O programa de construção de escolas do governo britânico ainda não deslanchou por conta de dificuldades políticas, mas alguns dos conceitos dos Cieps já foram aplicados em uma escola de ensino fundamental do Leste de Londres, a Rosemary Works, cujo projeto de reforma foi assinado pela Aberrant Architecture. Sabotados pelos governos que sucederam Brizola no Estado do Rio, desprezados pela mídia e pelas elites brasileiras, os Cieps conquistam, enfim, 31 anos depois de lançados, o reconhecimento internacional como um dos mais extraordinários programas educacionais já realizados no mundo.
O blog Toda Palavra entrevistou com exclusividade um dos sócios da Aberrant Architecture para saber por que um projeto de mais de 30 anos, concebido para ser executado em um país tropical marcado por grandes desigualdades sociais e por um baixo padrão de educação pública seria adequado para um país europeu como a Inglaterra. Admitindo que os britânicos também possuem problemas sociais a serem enfrentados, David Chambers destaca a importância da boa arquitetura a serviço da educação.
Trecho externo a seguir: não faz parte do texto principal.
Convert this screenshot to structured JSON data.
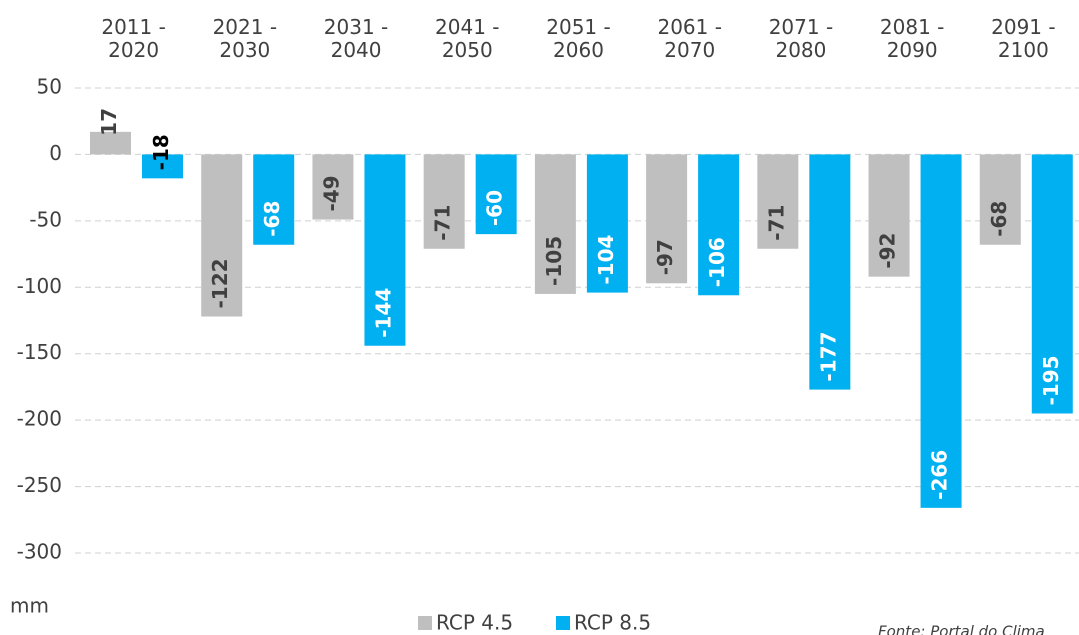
{
  "chart_data": {
    "type": "bar",
    "categories": [
      "2011 - 2020",
      "2021 - 2030",
      "2031 - 2040",
      "2041 - 2050",
      "2051 - 2060",
      "2061 - 2070",
      "2071 - 2080",
      "2081 - 2090",
      "2091 - 2100"
    ],
    "series": [
      {
        "name": "RCP 4.5",
        "color": "#bfbfbf",
        "values": [
          17,
          -122,
          -49,
          -71,
          -105,
          -97,
          -71,
          -92,
          -68
        ]
      },
      {
        "name": "RCP 8.5",
        "color": "#00b0f0",
        "values": [
          -18,
          -68,
          -144,
          -60,
          -104,
          -106,
          -177,
          -266,
          -195
        ]
      }
    ],
    "ylabel": "mm",
    "source": "Fonte: Portal do Clima",
    "ylim": [
      -300,
      50
    ],
    "yticks": [
      50,
      0,
      -50,
      -100,
      -150,
      -200,
      -250,
      -300
    ],
    "grid": true,
    "legend": "bottom"
  }
}
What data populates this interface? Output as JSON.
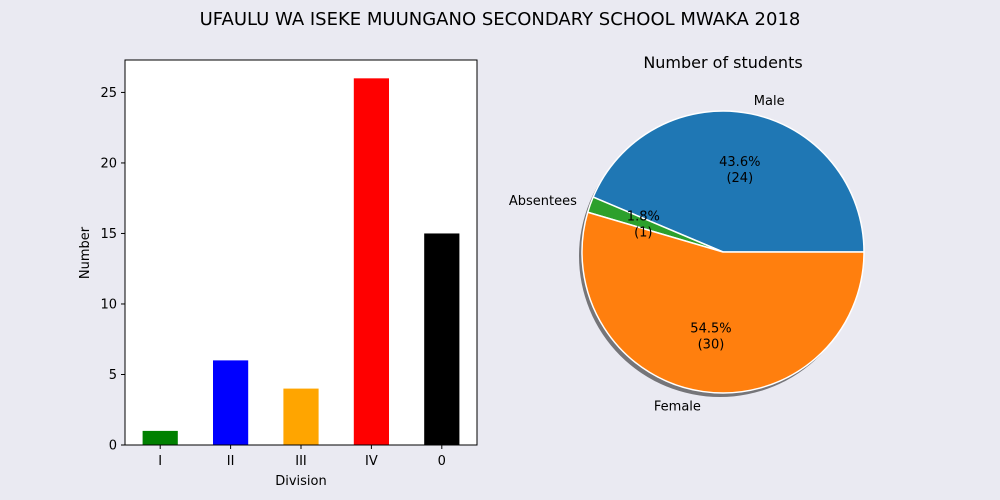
{
  "suptitle": "UFAULU WA ISEKE MUUNGANO SECONDARY SCHOOL MWAKA 2018",
  "chart_data": [
    {
      "type": "bar",
      "title": "",
      "xlabel": "Division",
      "ylabel": "Number",
      "categories": [
        "I",
        "II",
        "III",
        "IV",
        "0"
      ],
      "values": [
        1,
        6,
        4,
        26,
        15
      ],
      "colors": [
        "#008000",
        "#0000ff",
        "#ffa500",
        "#ff0000",
        "#000000"
      ],
      "ylim": [
        0,
        27.3
      ],
      "yticks": [
        0,
        5,
        10,
        15,
        20,
        25
      ],
      "grid": false,
      "background": "#ffffff"
    },
    {
      "type": "pie",
      "title": "Number of students",
      "labels": [
        "Male",
        "Absentees",
        "Female"
      ],
      "values": [
        24,
        1,
        30
      ],
      "pct_labels": [
        "43.6%\n(24)",
        "1.8%\n(1)",
        "54.5%\n(30)"
      ],
      "colors": [
        "#1f77b4",
        "#2ca02c",
        "#ff7f0e"
      ],
      "shadow": true
    }
  ]
}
“Ficamos fascinados ao descobrir que a padronização no Brasil teve como objetivo estender o alcance da arquitetura de alta qualidade para todos. A maioria dos Cieps ficavam em áreas pobres, onde não havia uma boa infraestrutura pública. Então eles assumiram um papel cívico maior”, diz Chambers.

“Os playgrounds cobertos, por exemplo, tornaram-se praças públicas essenciais. Era fundamental que eles fossem além do papel de uma escola: todo o programa preconizava o uso da arquitetura a favor de uma nova filosofia educacional.”

Para o arquiteto inglês não haverá dificuldades em adaptar o projeto do calor dos trópicos para o rigoroso inverno europeu. Ele lembra que isso aconteceria aqui mesmo no Brasil, caso Brizola tivesse chegado à Presidência da República e realizado o seu plano de espalhar 10 mil CIEPs pelo Brasil, pois muitas dessas escolas seriam instaladas em regiões de clima mais temperado, como o Sul do país. David Chambers prefere destacar a robustez dos edifícios, que, segundo ele, estão resistindo bravamente ao tempo e ao abandono.

“Claramente o design tem sido extremamente resistente ao longo do tempo. Construções escolares às vezes sofrem com mudanças sucessivas de administração e por falta de manutenção e de recursos. Mas a alta qualidade do design e da construção tem permitido aos Cieps manterem boa aparência e permanecerem robustos até hoje.”